Everything Airway, Part 1

Perhaps nothing defines the critical care provider more than the ability to place some plastic between some vocal folds.  And of all the topics in prehospital care, perhaps nothing is more controversial than paramedic intubation: should we, shouldn’t we, if we should do we use drugs to facilitate and if we do what drugs?…

I have followed the debate for some time, reading what literature I can and to date the only firm conclusion that I have come to is:  Advanced airway management done poorly is worse than basic airway management done well (and airway research done poorly is worse than no research at all)  However, today is not for teasing out the strands of this debate (mostly because I am post night shifts and am lucky if I have 2 neurons to rub together)

Today I would like to share a couple of excellent posts that are pertinent to anyone involved in airway management.  First up, from Regionstraumapro.com is a succinct post on the horrors of intubating the patient in whom we suspect has a spinal injury.

Bottom line: From a mechanical standpoint, even in unstable spine models, the manoeuvre’s we use in preparation for intubation cause more movement of the spine than does the intubation procedure itself. The true number of spinal cord injuries actually (and provably) caused by intubation approaches zero. The literature suggests that video laryngoscopy results in less overall movement during intubation, but it doesn’t seem to have an impact on cord injury (you can’t get less than zero)

Laryngoscopy and intubation, by whatever means causes very little actual movement of the spinal column and does not result in paramedics paralysing hundreds of patients.  I would say that my bottom line is:  Airway comes first.  If the patient needs and airway, provide one without fear of causing harm to the spinal cord.  You will have enough to worry about without making the process more difficult with unfounded fear of crippling your patient.
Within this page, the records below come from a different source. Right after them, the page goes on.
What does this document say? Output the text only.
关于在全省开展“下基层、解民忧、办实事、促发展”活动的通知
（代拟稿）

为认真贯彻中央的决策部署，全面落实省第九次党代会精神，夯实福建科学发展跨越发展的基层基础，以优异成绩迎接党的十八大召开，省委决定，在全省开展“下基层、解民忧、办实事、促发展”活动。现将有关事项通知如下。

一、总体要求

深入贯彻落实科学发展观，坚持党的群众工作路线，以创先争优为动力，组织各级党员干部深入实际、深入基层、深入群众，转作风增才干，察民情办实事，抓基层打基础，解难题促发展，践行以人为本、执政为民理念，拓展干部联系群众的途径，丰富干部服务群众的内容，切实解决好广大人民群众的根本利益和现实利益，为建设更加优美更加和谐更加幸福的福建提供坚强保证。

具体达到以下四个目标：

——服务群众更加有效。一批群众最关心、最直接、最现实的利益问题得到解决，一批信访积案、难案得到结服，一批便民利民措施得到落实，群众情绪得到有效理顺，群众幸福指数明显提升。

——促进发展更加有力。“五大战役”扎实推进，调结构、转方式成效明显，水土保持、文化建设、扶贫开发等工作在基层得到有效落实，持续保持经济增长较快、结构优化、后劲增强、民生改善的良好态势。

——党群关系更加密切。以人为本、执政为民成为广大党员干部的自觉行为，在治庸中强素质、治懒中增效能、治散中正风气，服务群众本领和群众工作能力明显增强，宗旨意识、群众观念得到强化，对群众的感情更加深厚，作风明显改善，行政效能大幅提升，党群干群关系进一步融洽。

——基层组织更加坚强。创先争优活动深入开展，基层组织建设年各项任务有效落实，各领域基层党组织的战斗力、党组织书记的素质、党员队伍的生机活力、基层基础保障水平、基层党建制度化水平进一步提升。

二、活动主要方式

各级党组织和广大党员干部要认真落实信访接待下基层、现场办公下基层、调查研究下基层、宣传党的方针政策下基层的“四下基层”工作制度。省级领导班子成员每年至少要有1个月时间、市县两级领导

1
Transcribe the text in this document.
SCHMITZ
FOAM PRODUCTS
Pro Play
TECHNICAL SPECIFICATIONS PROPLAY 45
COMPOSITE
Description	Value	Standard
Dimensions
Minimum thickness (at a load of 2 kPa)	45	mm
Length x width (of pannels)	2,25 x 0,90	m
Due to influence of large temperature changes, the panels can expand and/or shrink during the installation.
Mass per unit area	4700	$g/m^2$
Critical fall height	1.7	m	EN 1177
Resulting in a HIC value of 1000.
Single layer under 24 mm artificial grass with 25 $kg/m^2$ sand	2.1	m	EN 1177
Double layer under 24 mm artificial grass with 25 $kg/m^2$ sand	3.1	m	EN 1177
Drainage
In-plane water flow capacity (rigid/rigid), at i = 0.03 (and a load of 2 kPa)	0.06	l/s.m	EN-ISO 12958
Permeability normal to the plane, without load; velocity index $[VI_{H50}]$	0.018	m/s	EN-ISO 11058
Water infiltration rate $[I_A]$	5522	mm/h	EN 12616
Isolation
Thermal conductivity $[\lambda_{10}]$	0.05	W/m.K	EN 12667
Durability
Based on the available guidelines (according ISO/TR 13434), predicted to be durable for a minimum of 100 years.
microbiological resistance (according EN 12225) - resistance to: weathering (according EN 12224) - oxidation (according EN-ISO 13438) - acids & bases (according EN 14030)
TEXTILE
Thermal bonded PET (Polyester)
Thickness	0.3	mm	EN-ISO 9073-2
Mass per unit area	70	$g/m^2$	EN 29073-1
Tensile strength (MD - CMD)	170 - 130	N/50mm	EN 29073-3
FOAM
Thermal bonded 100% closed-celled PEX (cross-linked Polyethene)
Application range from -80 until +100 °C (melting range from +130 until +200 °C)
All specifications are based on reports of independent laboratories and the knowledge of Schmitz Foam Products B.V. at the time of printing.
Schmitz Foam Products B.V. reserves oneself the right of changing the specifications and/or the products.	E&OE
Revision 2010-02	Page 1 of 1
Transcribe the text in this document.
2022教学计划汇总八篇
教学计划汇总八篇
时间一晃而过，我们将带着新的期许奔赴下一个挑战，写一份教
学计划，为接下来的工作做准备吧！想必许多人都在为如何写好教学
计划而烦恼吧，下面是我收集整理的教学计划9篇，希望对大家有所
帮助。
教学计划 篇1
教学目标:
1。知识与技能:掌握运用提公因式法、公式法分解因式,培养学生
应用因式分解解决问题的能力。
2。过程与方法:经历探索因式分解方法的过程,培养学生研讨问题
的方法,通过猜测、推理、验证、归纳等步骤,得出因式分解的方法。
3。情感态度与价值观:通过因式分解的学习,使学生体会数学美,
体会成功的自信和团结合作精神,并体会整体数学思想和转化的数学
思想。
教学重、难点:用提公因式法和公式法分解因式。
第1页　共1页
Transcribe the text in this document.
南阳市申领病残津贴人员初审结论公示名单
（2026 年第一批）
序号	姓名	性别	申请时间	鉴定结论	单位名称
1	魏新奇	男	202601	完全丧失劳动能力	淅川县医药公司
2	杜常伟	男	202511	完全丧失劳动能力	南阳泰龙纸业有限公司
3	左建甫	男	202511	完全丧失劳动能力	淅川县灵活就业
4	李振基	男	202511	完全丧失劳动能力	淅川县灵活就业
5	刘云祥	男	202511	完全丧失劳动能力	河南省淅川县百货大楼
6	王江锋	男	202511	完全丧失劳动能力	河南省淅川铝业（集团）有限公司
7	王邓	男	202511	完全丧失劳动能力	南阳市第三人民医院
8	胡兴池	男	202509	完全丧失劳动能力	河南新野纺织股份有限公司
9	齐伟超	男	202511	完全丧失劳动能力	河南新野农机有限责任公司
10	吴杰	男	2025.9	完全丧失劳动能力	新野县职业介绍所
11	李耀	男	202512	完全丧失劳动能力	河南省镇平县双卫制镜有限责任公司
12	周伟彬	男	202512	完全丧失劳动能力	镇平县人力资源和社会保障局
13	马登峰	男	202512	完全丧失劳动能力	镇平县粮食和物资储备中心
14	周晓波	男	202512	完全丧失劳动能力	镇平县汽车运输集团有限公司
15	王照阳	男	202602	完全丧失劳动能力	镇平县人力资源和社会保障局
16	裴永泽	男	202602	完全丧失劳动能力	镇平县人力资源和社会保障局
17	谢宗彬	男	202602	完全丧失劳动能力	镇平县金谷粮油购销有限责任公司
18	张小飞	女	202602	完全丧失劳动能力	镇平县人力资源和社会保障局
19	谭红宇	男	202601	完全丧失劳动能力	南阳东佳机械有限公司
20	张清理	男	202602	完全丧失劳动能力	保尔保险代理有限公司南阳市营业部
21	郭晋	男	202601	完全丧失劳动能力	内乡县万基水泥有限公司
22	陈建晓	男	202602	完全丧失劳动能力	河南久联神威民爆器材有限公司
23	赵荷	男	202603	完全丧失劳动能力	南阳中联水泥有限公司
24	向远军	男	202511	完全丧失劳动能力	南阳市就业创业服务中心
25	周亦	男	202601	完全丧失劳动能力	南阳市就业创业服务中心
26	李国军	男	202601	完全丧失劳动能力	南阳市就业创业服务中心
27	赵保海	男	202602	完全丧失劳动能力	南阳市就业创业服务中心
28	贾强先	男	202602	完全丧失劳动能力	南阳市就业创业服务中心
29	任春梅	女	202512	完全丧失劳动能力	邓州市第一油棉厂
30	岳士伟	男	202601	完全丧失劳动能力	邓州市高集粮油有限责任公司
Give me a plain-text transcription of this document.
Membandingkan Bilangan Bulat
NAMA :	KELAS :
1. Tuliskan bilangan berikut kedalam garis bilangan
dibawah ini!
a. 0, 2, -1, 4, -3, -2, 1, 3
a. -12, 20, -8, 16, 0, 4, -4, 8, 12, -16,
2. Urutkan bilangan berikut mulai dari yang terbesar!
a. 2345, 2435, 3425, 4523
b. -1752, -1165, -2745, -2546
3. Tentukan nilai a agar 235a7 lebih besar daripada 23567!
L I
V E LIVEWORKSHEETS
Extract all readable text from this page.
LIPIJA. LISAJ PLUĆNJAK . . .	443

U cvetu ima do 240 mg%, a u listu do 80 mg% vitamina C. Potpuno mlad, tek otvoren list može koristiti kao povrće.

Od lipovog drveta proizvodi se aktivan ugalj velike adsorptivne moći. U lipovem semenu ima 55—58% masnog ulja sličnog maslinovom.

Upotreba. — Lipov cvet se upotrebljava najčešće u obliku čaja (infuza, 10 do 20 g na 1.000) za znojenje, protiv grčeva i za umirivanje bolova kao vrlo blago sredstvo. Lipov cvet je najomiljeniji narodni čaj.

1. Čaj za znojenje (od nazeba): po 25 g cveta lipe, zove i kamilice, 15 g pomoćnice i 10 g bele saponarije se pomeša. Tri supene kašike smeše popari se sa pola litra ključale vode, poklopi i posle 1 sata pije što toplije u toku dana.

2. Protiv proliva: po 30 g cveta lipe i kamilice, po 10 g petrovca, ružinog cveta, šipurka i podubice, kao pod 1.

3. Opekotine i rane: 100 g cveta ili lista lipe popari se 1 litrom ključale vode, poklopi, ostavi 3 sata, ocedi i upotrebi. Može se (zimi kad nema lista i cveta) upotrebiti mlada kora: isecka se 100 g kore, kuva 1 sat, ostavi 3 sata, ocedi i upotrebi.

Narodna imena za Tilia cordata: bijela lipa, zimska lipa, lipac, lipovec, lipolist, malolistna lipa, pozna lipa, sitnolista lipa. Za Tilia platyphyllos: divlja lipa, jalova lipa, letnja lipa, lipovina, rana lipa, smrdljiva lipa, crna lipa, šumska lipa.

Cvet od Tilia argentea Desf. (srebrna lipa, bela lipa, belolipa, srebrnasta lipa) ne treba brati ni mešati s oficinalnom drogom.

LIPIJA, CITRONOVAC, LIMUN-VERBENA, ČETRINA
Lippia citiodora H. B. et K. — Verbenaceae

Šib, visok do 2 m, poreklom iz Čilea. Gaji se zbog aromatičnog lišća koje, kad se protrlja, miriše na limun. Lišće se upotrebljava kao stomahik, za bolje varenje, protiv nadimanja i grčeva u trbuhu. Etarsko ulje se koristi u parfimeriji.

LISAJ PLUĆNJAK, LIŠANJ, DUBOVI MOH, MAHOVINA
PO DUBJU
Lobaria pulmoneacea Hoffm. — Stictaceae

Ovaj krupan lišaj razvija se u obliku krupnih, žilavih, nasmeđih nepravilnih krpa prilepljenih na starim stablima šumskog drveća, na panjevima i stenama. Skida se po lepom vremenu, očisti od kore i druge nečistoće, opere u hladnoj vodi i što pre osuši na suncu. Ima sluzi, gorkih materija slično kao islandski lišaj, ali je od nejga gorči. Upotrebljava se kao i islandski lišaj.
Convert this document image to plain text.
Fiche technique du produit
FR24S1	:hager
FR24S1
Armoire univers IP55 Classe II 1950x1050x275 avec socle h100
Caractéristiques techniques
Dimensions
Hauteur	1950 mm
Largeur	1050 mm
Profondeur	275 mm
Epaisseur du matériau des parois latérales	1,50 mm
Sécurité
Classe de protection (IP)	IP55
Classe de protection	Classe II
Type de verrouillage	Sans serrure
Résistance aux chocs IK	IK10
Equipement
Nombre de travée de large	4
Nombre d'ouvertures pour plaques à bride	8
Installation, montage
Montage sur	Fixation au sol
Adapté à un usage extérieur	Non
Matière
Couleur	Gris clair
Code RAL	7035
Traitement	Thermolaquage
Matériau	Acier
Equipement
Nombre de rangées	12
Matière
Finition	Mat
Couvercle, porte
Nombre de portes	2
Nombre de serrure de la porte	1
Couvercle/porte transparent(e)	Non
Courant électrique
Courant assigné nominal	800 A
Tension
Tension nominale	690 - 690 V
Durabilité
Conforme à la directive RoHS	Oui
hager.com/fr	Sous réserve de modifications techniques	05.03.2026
Next up is a fascinating article from epmonthly.com with a take on two common laryngoscopy errors, one of which I had never considered before.   One of the errors is the mistake of flexing the neck rather than elevating it, and Dr Levitan discusses the ramped position for obese patients.  I think most of us are aware of the need for proper positioning to maximise our chances of first pass success.  However the other issue I had never thought about was what eye one uses during laryngoscopy.  We all have a dominant eye (mine is my right, like most people) and as we use only one eye during laryngoscopy, it is important to get the right one looking down the barrel.  I have seen colleagues and friends (who wear corrective lenses) with what otherwise appears to be excellent technique struggle to intubate patients in whom I have had no issues.  Whilst I initially just put this down to my overarching brilliance in all things, I wonder now whether this may have played a part in their difficulties.

So, maybe not everything airway, but a couple of clinical pearls that can have an immediate impact on your practice.